Tonks emitiu uma queixa em sonhos quando ele parou. O lobisomem, divertido, voltou a prestar atenção e logo se acalmou.

Então, virou a cabeça para ver as estrelas através de sua janela. Na noite anterior, teria pensado que seria impossível que essa cena estivesse acontecendo em Grimmauld Place, número 12. Pensou que Tonks nunca voltaria a falar como antes, que jamais voltariam a rir juntos de novo, que nunca poderia olhá-la nos olhos sem sentir a sua recusa, e agora... estava ali, sobre o seu tronco. Podia sentir o seu hálito quente no pescoço, as batidas de seu coração contra o seu e os movimentos de sua respiração.

Por um momento, as lágrimas surgiram em seus olhos e embaçaram a visão da lua que brilhava na escuridão.

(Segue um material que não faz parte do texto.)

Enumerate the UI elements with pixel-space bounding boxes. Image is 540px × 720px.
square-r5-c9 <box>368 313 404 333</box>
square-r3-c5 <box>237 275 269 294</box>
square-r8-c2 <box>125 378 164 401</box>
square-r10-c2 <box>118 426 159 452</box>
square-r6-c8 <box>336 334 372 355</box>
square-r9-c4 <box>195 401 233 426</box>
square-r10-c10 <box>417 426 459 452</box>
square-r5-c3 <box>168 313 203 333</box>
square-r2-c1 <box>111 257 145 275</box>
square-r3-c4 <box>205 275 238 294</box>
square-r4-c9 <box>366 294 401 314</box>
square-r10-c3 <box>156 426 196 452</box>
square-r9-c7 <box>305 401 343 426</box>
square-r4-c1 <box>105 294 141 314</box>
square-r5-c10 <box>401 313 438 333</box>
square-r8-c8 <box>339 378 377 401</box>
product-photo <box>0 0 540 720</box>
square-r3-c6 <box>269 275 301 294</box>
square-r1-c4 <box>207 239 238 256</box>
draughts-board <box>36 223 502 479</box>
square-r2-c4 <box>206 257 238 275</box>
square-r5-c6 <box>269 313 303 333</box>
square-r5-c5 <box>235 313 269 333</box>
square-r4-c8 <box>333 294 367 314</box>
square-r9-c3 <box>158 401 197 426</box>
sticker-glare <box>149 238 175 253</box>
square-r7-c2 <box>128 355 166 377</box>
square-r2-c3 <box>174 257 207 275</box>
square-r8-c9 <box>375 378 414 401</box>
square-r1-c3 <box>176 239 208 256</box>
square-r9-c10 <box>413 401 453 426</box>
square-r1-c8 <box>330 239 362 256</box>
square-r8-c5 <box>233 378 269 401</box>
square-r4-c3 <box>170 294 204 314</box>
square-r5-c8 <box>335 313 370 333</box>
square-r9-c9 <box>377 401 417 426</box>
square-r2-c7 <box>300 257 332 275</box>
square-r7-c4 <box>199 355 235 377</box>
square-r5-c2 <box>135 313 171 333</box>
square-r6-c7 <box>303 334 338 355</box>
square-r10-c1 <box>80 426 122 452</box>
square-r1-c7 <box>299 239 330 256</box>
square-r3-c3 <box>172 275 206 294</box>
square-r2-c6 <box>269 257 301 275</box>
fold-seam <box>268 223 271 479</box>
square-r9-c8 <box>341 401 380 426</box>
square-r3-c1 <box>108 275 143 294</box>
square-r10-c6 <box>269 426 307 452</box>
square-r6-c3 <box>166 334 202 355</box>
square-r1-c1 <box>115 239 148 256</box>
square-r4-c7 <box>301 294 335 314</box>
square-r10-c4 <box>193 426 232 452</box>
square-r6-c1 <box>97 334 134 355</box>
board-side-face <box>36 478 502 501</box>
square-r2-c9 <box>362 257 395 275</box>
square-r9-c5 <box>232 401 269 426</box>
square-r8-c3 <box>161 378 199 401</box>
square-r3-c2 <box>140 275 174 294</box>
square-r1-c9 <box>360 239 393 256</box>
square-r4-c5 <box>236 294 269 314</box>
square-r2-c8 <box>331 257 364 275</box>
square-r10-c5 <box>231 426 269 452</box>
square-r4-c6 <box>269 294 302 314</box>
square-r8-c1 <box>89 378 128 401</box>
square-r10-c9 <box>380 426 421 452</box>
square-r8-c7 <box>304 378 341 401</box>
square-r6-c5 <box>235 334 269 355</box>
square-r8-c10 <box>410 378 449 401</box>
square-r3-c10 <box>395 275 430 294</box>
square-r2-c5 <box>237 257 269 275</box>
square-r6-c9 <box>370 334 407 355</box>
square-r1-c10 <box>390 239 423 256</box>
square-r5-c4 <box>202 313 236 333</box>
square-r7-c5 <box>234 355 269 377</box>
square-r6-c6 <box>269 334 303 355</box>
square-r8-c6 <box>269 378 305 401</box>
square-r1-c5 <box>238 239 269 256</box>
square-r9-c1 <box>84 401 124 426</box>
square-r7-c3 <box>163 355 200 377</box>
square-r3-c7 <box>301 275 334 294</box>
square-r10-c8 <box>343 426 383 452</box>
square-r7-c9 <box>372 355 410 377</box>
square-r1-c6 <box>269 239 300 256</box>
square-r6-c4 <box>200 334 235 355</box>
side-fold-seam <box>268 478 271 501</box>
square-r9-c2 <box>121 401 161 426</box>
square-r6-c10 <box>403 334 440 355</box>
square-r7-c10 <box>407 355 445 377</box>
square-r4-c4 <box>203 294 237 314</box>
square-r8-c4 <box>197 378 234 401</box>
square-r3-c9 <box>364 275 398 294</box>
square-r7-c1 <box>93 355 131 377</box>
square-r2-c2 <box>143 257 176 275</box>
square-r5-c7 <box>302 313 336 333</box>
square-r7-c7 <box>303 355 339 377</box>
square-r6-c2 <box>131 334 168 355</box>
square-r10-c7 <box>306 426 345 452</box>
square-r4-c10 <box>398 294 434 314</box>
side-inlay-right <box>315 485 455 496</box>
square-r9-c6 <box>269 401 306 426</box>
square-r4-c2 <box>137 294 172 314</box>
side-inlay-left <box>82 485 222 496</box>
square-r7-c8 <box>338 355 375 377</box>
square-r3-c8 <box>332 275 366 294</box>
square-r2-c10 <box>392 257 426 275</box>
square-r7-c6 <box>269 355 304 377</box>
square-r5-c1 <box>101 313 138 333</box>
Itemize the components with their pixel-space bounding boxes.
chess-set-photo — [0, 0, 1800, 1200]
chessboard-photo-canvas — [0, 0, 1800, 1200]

Era verdade o que ela dizia? Era verdade que não era tão mau quanto pensava? Queria que fosse assim, desejava mais do que nada no mundo, mas duvidava. Ela pensava que não era um monstro, que esse lobo que rugia no seu interior não o controlava. Mesmo assim, o temia. Não tinha nada que lhe causasse mais pavor do que aquela criatura poder acordar naquele momento e lhe machucar. Mas seu coração o dizia o contrário: jamais poderia machucá-la, gostava muito dela para isso.

Passaram as horas e ele parecia imperturbável à mudança do tempo. Não queria que aquela noite acabasse nunca, mesmo sabendo que logo amanheceria e, sentindo como o sono finalmente o vencia, moveu com cuidado a cabeça para o lado e depositou um beijo em sua testa.

Um sorriso surgiu nos lábios dela, mas o lobisomem já estava adormecido para perceber.